Viral quasispecies may be an important predictor of virological responses to combination therapy in patients with chronic hepatitis C. Complex quasispecies and resistant strains may lead to high viral loads during therapy, with a concerted effect on disease severity.
阐明准种对慢性丙型肝炎患者病毒学应答及疾病严重程度的影响。
采用单链构象多态性(SSCP)分析,对47例丙型肝炎患者[32例慢性活动性肝炎(CAH)、9例肝硬化、6例肝细胞癌(HCC)]丙型肝炎病毒高变区(HVR)和非结构5B(NS5B)病毒基因中的准种进行筛查。排除HCC患者后的41例患者接受治疗,并随访1年,测定病毒学应答及疾病严重程度。对随机选取的23例患者(11例无应答者和12例获得持续病毒学应答者)分离出的病毒进行测序,以评估突变情况。
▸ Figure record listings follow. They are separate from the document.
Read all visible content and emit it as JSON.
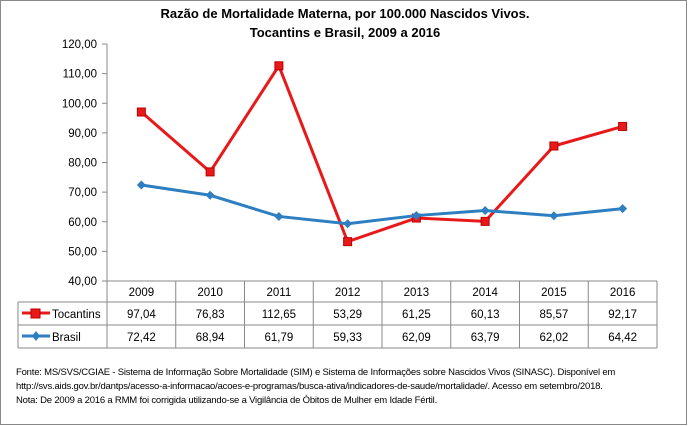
{
  "chart_data": {
    "type": "line",
    "title": "Razão de Mortalidade Materna, por 100.000 Nascidos Vivos.",
    "subtitle": "Tocantins e Brasil, 2009 a 2016",
    "categories": [
      "2009",
      "2010",
      "2011",
      "2012",
      "2013",
      "2014",
      "2015",
      "2016"
    ],
    "ylim": [
      40,
      120
    ],
    "yticks": [
      "40,00",
      "50,00",
      "60,00",
      "70,00",
      "80,00",
      "90,00",
      "100,00",
      "110,00",
      "120,00"
    ],
    "grid": false,
    "legend": "data-table",
    "series": [
      {
        "name": "Tocantins",
        "color": "#e8191a",
        "marker": "square",
        "values": [
          97.04,
          76.83,
          112.65,
          53.29,
          61.25,
          60.13,
          85.57,
          92.17
        ],
        "labels": [
          "97,04",
          "76,83",
          "112,65",
          "53,29",
          "61,25",
          "60,13",
          "85,57",
          "92,17"
        ]
      },
      {
        "name": "Brasil",
        "color": "#2e7fc1",
        "marker": "diamond",
        "values": [
          72.42,
          68.94,
          61.79,
          59.33,
          62.09,
          63.79,
          62.02,
          64.42
        ],
        "labels": [
          "72,42",
          "68,94",
          "61,79",
          "59,33",
          "62,09",
          "63,79",
          "62,02",
          "64,42"
        ]
      }
    ]
  },
  "notes": [
    "Fonte: MS/SVS/CGIAE - Sistema de Informação Sobre Mortalidade (SIM) e Sistema de Informações sobre Nascidos Vivos (SINASC). Disponível em",
    "http://svs.aids.gov.br/dantps/acesso-a-informacao/acoes-e-programas/busca-ativa/indicadores-de-saude/mortalidade/. Acesso em setembro/2018.",
    "Nota: De 2009 a 2016 a RMM foi corrigida utilizando-se a Vigilância de Óbitos de Mulher em Idade Fértil."
  ]
}
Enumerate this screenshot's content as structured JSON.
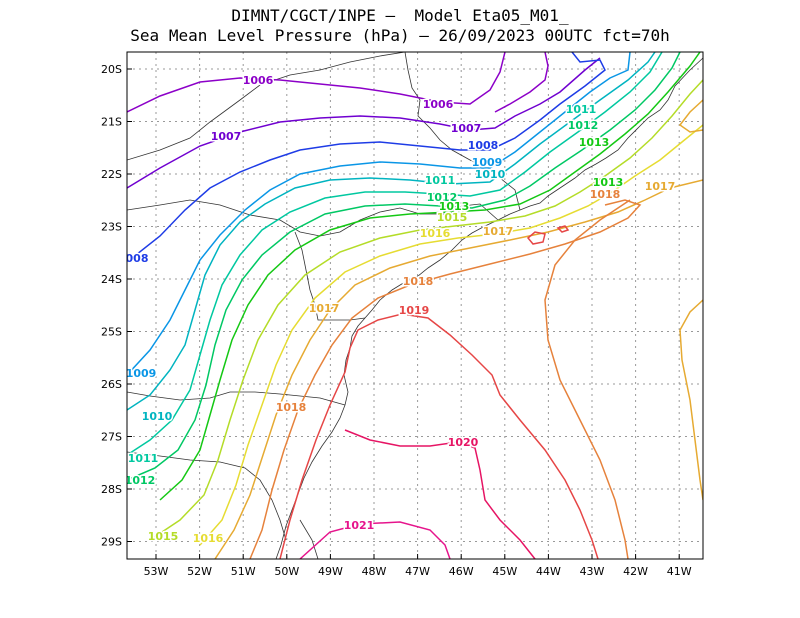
{
  "title_line1": "DIMNT/CGCT/INPE –  Model Eta05_M01_",
  "title_line2": "Sea Mean Level Pressure (hPa) – 26/09/2023 00UTC fct=70h",
  "lon_labels": [
    "53W",
    "52W",
    "51W",
    "50W",
    "49W",
    "48W",
    "47W",
    "46W",
    "45W",
    "44W",
    "43W",
    "42W",
    "41W"
  ],
  "lat_labels": [
    "20S",
    "21S",
    "22S",
    "23S",
    "24S",
    "25S",
    "26S",
    "27S",
    "28S",
    "29S"
  ],
  "colors": {
    "1006": "#8c00c8",
    "1007": "#7000d0",
    "1008": "#1e3ce6",
    "1009": "#0a96e6",
    "1010": "#00b4c0",
    "1011": "#00c8a0",
    "1012": "#00c864",
    "1013": "#14c814",
    "1015": "#b4dc28",
    "1016": "#e6dc32",
    "1017": "#e6aa32",
    "1018": "#e6823c",
    "1019": "#e64646",
    "1020": "#e61464",
    "1021": "#e6148c"
  },
  "contour_labels": [
    {
      "text": "1006",
      "level": "1006"
    },
    {
      "text": "1006",
      "level": "1006"
    },
    {
      "text": "1007",
      "level": "1007"
    },
    {
      "text": "1007",
      "level": "1007"
    },
    {
      "text": "1008",
      "level": "1008"
    },
    {
      "text": "008",
      "level": "1008"
    },
    {
      "text": "1009",
      "level": "1009"
    },
    {
      "text": "1009",
      "level": "1009"
    },
    {
      "text": "1010",
      "level": "1010"
    },
    {
      "text": "1010",
      "level": "1010"
    },
    {
      "text": "1011",
      "level": "1011"
    },
    {
      "text": "1011",
      "level": "1011"
    },
    {
      "text": "1011",
      "level": "1011"
    },
    {
      "text": "1012",
      "level": "1012"
    },
    {
      "text": "1012",
      "level": "1012"
    },
    {
      "text": "1012",
      "level": "1012"
    },
    {
      "text": "1013",
      "level": "1013"
    },
    {
      "text": "1013",
      "level": "1013"
    },
    {
      "text": "1013",
      "level": "1013"
    },
    {
      "text": "1015",
      "level": "1015"
    },
    {
      "text": "1015",
      "level": "1015"
    },
    {
      "text": "1016",
      "level": "1016"
    },
    {
      "text": "1016",
      "level": "1016"
    },
    {
      "text": "1017",
      "level": "1017"
    },
    {
      "text": "1017",
      "level": "1017"
    },
    {
      "text": "1017",
      "level": "1017"
    },
    {
      "text": "1018",
      "level": "1018"
    },
    {
      "text": "1018",
      "level": "1018"
    },
    {
      "text": "1018",
      "level": "1018"
    },
    {
      "text": "1019",
      "level": "1019"
    },
    {
      "text": "1020",
      "level": "1020"
    },
    {
      "text": "1021",
      "level": "1021"
    }
  ]
}
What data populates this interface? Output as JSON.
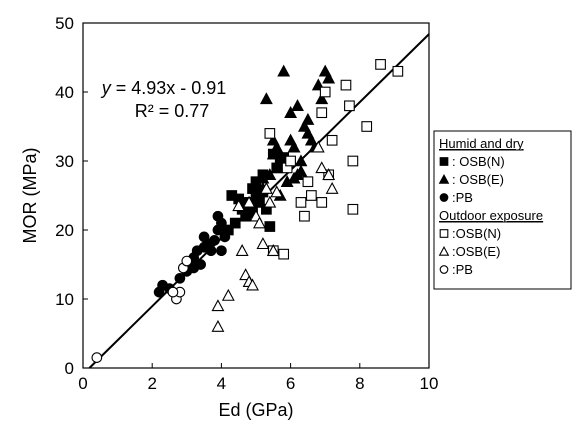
{
  "chart_data": {
    "type": "scatter",
    "xlabel": "Ed (GPa)",
    "ylabel": "MOR (MPa)",
    "xlim": [
      0,
      10
    ],
    "ylim": [
      0,
      50
    ],
    "x_ticks": [
      "0",
      "2",
      "4",
      "6",
      "8",
      "10"
    ],
    "y_ticks": [
      "0",
      "10",
      "20",
      "30",
      "40",
      "50"
    ],
    "grid": false,
    "legend_placement": "right-outside",
    "legend_groups": [
      {
        "title": "Humid and dry",
        "entries": [
          {
            "label": ": OSB(N)",
            "marker": "square-filled"
          },
          {
            "label": ": OSB(E)",
            "marker": "triangle-filled"
          },
          {
            "label": ":PB",
            "marker": "circle-filled"
          }
        ]
      },
      {
        "title": "Outdoor exposure",
        "entries": [
          {
            "label": ":OSB(N)",
            "marker": "square-open"
          },
          {
            "label": ":OSB(E)",
            "marker": "triangle-open"
          },
          {
            "label": ":PB",
            "marker": "circle-open"
          }
        ]
      }
    ],
    "regression": {
      "slope": 4.93,
      "intercept": -0.91,
      "equation_prefix": "y",
      "equation_rest": " = 4.93x - 0.91",
      "r2_text": "R² = 0.77"
    },
    "series": [
      {
        "label": "Humid and dry : OSB(N)",
        "marker": "square-filled",
        "points": [
          [
            4.3,
            25
          ],
          [
            4.5,
            24.5
          ],
          [
            4.6,
            23
          ],
          [
            4.7,
            22
          ],
          [
            4.8,
            24
          ],
          [
            4.9,
            26
          ],
          [
            5.0,
            25
          ],
          [
            5.1,
            24
          ],
          [
            5.2,
            25.5
          ],
          [
            5.3,
            23
          ],
          [
            5.4,
            20.5
          ],
          [
            5.5,
            31
          ],
          [
            5.6,
            29
          ],
          [
            5.7,
            30
          ],
          [
            5.8,
            30.5
          ],
          [
            4.4,
            21
          ],
          [
            4.9,
            22.5
          ],
          [
            5.2,
            28
          ],
          [
            4.2,
            20
          ],
          [
            5.0,
            27
          ]
        ]
      },
      {
        "label": "Humid and dry : OSB(E)",
        "marker": "triangle-filled",
        "points": [
          [
            5.0,
            26
          ],
          [
            5.2,
            27.5
          ],
          [
            5.4,
            28
          ],
          [
            5.5,
            31
          ],
          [
            5.6,
            29
          ],
          [
            5.7,
            25
          ],
          [
            5.8,
            43
          ],
          [
            5.9,
            27
          ],
          [
            6.0,
            33
          ],
          [
            6.1,
            32
          ],
          [
            6.2,
            28
          ],
          [
            6.3,
            30
          ],
          [
            6.4,
            35
          ],
          [
            6.5,
            34
          ],
          [
            6.6,
            33
          ],
          [
            6.7,
            32
          ],
          [
            6.8,
            41
          ],
          [
            6.9,
            39
          ],
          [
            7.0,
            43
          ],
          [
            7.1,
            42
          ],
          [
            5.3,
            39
          ],
          [
            6.0,
            37
          ],
          [
            6.2,
            38
          ],
          [
            6.5,
            36
          ],
          [
            5.6,
            32
          ],
          [
            5.9,
            30
          ],
          [
            6.1,
            27.5
          ],
          [
            6.3,
            28.5
          ],
          [
            5.2,
            26
          ],
          [
            5.5,
            33
          ]
        ]
      },
      {
        "label": "Humid and dry :PB",
        "marker": "circle-filled",
        "points": [
          [
            2.2,
            11
          ],
          [
            2.3,
            12
          ],
          [
            2.5,
            11.5
          ],
          [
            2.8,
            13
          ],
          [
            3.0,
            14
          ],
          [
            3.1,
            15
          ],
          [
            3.2,
            16
          ],
          [
            3.3,
            17
          ],
          [
            3.4,
            15
          ],
          [
            3.5,
            17.5
          ],
          [
            3.6,
            18
          ],
          [
            3.7,
            17
          ],
          [
            3.8,
            18.5
          ],
          [
            3.9,
            20
          ],
          [
            4.0,
            21
          ],
          [
            4.1,
            19
          ],
          [
            3.5,
            19
          ],
          [
            3.9,
            22
          ],
          [
            3.2,
            14.5
          ],
          [
            4.0,
            17
          ]
        ]
      },
      {
        "label": "Outdoor exposure :OSB(N)",
        "marker": "square-open",
        "points": [
          [
            5.4,
            34
          ],
          [
            5.5,
            17
          ],
          [
            5.8,
            16.5
          ],
          [
            5.9,
            29
          ],
          [
            6.0,
            30
          ],
          [
            6.3,
            24
          ],
          [
            6.5,
            27
          ],
          [
            6.6,
            25
          ],
          [
            6.9,
            37
          ],
          [
            6.9,
            24
          ],
          [
            7.0,
            40
          ],
          [
            7.1,
            28
          ],
          [
            7.2,
            33
          ],
          [
            7.6,
            41
          ],
          [
            7.7,
            38
          ],
          [
            7.8,
            30
          ],
          [
            7.8,
            23
          ],
          [
            8.2,
            35
          ],
          [
            8.6,
            44
          ],
          [
            9.1,
            43
          ],
          [
            6.4,
            22
          ]
        ]
      },
      {
        "label": "Outdoor exposure :OSB(E)",
        "marker": "triangle-open",
        "points": [
          [
            3.9,
            9
          ],
          [
            3.9,
            6
          ],
          [
            4.2,
            10.5
          ],
          [
            4.7,
            13.5
          ],
          [
            4.8,
            12.5
          ],
          [
            4.9,
            12
          ],
          [
            5.0,
            22
          ],
          [
            5.1,
            21
          ],
          [
            5.2,
            18
          ],
          [
            5.5,
            17
          ],
          [
            4.5,
            23.5
          ],
          [
            4.8,
            24
          ],
          [
            5.3,
            26
          ],
          [
            5.6,
            25.5
          ],
          [
            6.8,
            32
          ],
          [
            6.9,
            29
          ],
          [
            7.1,
            28
          ],
          [
            7.2,
            26
          ],
          [
            4.6,
            17
          ],
          [
            5.4,
            24
          ]
        ]
      },
      {
        "label": "Outdoor exposure :PB",
        "marker": "circle-open",
        "points": [
          [
            0.4,
            1.5
          ],
          [
            2.7,
            10
          ],
          [
            2.8,
            11
          ],
          [
            2.9,
            14.5
          ],
          [
            3.0,
            15.5
          ],
          [
            2.6,
            11
          ]
        ]
      }
    ]
  }
}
HCC和肝硬化患者中准种的出现比例高于CAH患者,表明丙型肝炎患者准种的分子进化与疾病严重程度之间存在显著相关性。复杂准种的出现与无应答者显著相关(P<0.05),并导致感染持续存在。治疗12周(HVR区:复杂准种组-CQS-5.2±2.3,简单准种组-SQS-3.2±1.9,无准种组-NQS-2.8±2.4)和24周(HVR区:CQS-3.9±2.2,SQS-3.0±2.2,NQS-2.1±2.3)后,感染复杂准种(CQS)、简单准种(SQS)和无准种(NQS)的患者之间病毒载量(log10 IU/mL)存在显著差异(P<0.05)。然而,治疗24周(NS5B病毒基因:CQS-3.9±2.2,SQS-3.0±2.2,NQS-2.1±2.3)和48周(NS5B病毒基因:CQS-3.1±2.7,SQS-2.3±2.4,NQS-2.0±2.3)后,感染CQS的患者与感染NQS的患者病毒载量之间存在统计学显著差异(P<0.05)。疾病严重程度与治疗期间的病毒载量显著相关。基于NS5B基因的系统发育分析显示,无应答者分离出的毒株在系统发育上紧密配对,但HVR区不同。这揭示了在NS5B准种进化过程中选择耐药毒株的可能性。
病毒准种可能是慢性丙型肝炎患者联合治疗病毒学应答的重要预测指标。复杂准种和耐药毒株可能导致治疗期间病毒载量升高,对疾病严重程度产生协同影响。